Privately-owned daily Al-Watan quotes Sobhy Saleh, an MP and senior member of the Freedom and Justice Party, who says “The council will give the judiciary a two week timeframe in which to present its revisions to the judicial authority law. If no response is received within that time, the council will pass the proposed amendment.”
The controversial bill would lower the retirement age for judges from 70 to 60, which, it is believed, would force out about one quarter of Egypt's 13,000 serving judges.
In response, Zakaria Shalash, head of Cairo's appeals court, strongly criticized Saleh, describing him as “ignorant of the specificities of the law.”
Shalash explained to Al-Watan that the constitution does not allow for a time limit to be imposed regarding the deliberation of pending bills.
State-run flagship Al-Ahram interviews six out of the seven released soldiers abducted by unknown assailants in North Sinai Last Thursday.
The soldiers described in detail how they were kidnapped and how an escape plan was botched.
The report also highlights the physical and psychological abuse they were subjected to.

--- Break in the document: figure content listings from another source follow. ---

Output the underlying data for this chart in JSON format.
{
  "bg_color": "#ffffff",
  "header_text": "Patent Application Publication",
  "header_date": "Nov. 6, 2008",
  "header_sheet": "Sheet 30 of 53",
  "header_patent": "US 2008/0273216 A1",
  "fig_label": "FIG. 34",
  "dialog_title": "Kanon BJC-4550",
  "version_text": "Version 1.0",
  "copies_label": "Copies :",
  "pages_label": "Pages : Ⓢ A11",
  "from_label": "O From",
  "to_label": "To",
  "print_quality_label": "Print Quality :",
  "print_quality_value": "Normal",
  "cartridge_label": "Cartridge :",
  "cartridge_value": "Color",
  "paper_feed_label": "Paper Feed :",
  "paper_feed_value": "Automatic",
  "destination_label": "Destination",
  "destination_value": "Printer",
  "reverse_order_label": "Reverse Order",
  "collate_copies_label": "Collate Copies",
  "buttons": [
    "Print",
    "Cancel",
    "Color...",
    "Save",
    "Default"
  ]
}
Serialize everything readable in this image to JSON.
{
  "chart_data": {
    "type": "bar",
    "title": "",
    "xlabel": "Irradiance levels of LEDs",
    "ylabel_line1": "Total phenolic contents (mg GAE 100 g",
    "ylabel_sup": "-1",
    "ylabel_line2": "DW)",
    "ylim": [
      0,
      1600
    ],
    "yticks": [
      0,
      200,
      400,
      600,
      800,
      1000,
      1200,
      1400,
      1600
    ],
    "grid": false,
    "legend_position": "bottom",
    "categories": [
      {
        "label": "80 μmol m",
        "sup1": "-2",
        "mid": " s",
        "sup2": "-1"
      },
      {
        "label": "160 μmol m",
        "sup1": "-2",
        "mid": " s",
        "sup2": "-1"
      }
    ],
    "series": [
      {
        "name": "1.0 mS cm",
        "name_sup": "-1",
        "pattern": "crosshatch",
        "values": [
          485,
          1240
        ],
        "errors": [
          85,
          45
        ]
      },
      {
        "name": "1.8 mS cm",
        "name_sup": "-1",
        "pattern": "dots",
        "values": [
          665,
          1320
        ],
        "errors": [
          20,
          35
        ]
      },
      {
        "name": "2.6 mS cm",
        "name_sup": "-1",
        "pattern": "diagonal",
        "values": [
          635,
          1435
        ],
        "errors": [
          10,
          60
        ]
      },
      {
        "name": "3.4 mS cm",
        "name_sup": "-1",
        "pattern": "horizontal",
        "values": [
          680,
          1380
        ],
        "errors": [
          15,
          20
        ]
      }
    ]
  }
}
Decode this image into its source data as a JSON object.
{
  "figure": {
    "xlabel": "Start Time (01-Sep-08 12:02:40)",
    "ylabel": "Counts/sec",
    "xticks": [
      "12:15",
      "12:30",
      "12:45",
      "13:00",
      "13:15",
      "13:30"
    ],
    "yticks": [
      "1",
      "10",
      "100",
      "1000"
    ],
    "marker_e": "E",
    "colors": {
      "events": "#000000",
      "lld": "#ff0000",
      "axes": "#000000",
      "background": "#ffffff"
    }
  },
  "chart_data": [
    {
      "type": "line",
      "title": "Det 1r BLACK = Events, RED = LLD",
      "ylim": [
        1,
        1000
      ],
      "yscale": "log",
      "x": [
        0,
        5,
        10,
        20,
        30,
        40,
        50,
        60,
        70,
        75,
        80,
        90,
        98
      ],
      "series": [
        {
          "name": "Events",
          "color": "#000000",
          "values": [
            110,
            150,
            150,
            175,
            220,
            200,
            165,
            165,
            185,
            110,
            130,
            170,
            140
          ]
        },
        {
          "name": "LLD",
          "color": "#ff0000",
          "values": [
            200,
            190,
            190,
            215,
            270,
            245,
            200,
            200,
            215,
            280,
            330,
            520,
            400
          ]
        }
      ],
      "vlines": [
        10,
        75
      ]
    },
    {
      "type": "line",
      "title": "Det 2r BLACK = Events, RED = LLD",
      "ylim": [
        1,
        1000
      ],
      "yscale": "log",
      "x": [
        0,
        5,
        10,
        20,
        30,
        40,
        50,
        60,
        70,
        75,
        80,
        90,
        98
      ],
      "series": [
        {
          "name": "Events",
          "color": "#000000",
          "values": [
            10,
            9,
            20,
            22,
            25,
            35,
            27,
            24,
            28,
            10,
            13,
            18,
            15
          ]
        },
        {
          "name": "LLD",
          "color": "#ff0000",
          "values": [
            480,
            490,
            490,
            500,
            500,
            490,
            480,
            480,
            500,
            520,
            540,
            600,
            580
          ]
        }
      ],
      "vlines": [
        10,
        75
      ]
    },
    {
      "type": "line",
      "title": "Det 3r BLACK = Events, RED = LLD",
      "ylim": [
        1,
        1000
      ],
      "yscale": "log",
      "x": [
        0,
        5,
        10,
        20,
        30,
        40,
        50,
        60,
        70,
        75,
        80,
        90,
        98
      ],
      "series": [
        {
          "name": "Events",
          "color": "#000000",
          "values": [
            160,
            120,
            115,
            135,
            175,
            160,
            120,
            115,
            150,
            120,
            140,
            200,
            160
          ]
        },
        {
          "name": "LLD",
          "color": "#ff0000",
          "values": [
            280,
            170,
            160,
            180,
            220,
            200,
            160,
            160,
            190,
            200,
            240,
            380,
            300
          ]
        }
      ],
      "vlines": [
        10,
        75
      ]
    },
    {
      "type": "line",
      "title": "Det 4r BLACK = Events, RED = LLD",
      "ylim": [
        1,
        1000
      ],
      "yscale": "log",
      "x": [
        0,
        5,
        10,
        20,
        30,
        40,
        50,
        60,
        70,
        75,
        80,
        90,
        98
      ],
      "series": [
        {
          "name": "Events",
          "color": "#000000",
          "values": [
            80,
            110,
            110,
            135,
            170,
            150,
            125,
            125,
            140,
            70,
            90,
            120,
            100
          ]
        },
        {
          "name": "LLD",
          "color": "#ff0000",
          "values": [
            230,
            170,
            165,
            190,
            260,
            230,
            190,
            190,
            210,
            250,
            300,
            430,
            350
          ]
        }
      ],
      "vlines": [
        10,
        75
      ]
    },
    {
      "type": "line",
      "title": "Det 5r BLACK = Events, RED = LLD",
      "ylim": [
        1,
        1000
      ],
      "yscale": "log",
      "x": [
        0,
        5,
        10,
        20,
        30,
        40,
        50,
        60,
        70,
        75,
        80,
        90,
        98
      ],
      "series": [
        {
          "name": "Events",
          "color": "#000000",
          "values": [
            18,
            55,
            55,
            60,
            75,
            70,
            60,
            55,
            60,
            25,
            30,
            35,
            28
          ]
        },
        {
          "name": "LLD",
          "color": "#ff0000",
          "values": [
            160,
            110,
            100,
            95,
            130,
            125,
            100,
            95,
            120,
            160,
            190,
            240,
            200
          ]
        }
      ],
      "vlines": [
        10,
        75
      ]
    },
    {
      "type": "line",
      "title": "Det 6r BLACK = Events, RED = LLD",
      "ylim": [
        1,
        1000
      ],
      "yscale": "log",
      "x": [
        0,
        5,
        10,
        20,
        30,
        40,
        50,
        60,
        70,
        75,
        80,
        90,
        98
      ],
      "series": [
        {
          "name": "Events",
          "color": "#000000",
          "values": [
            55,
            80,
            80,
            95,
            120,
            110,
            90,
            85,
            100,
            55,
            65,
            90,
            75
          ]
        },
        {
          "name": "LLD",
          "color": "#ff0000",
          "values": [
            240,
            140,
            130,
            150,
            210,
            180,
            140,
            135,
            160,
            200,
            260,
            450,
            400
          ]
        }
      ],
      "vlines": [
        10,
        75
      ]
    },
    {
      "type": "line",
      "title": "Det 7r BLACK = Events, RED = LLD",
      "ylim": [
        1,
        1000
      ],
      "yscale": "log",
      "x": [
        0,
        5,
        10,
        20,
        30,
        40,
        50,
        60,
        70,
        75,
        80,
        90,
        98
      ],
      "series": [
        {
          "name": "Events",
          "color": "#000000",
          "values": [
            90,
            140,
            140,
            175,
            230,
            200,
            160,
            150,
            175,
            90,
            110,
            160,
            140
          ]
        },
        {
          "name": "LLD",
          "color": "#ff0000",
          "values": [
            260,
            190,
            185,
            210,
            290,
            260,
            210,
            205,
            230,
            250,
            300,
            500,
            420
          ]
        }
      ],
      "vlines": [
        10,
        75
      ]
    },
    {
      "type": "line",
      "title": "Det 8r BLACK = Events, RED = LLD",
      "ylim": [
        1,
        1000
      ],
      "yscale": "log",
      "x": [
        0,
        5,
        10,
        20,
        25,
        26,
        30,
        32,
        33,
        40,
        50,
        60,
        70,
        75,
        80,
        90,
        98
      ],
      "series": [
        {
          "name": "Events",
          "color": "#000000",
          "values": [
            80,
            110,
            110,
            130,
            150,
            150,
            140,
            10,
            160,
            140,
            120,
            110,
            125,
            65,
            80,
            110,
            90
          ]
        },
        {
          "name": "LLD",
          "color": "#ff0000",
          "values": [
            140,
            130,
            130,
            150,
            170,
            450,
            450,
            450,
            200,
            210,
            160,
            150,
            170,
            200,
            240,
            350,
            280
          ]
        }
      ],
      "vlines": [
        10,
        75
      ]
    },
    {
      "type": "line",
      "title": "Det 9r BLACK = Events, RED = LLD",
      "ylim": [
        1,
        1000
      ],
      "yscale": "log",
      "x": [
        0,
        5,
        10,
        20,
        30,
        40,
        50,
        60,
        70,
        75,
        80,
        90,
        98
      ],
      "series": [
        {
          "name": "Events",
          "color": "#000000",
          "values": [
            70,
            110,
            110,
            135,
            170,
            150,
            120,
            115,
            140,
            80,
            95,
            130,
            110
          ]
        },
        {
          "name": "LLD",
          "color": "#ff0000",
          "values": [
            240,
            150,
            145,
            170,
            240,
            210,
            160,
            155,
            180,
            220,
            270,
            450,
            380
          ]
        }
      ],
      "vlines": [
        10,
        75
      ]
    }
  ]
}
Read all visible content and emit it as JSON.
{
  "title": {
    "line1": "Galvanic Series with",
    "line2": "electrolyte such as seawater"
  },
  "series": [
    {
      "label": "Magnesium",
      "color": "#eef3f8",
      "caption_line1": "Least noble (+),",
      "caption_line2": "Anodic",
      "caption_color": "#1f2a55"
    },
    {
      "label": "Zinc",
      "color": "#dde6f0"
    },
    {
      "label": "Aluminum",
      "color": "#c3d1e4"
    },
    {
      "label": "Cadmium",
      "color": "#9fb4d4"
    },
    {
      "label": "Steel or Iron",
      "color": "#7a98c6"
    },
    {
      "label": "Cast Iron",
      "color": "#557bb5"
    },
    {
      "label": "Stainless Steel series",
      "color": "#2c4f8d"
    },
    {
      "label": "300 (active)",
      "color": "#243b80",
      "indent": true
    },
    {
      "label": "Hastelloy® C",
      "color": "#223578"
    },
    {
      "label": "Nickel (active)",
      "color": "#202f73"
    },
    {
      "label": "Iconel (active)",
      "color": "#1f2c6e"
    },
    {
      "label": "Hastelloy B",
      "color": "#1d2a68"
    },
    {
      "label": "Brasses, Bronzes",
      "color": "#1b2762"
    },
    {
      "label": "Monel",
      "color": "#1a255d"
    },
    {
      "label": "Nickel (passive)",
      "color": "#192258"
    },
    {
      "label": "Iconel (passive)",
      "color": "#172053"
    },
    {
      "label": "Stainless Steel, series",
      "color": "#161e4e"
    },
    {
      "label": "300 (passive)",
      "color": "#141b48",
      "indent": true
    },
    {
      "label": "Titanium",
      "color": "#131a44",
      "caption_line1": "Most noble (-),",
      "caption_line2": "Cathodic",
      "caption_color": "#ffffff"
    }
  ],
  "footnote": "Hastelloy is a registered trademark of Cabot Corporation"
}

Freedom and Justice, the mouthpiece of the Brotherhood’s political arm, launches a broadside against the High Constitutional Court’s ruling concerning officers’ right to vote in elections.
The paper quotes a number of politicians and judiciary and military officials who categorically denounce the move.
The law allowing police and army officers to take part in the electoral process was implemented in 1956, said General Adel Al-Morsi, former head of judiciary authority in the military.
It was cancelled soon thereafter to avoid army and police interference in the political arena, he says.
The story covers the critical comments the court’s ruling received while ignoring the positive responses from some members of the opposition.
Granting the army and police the right to vote fosters social equality between citizens, Al-Tahrir quotes Sarwat Abdel Aal, professor of constitutional law, as saying.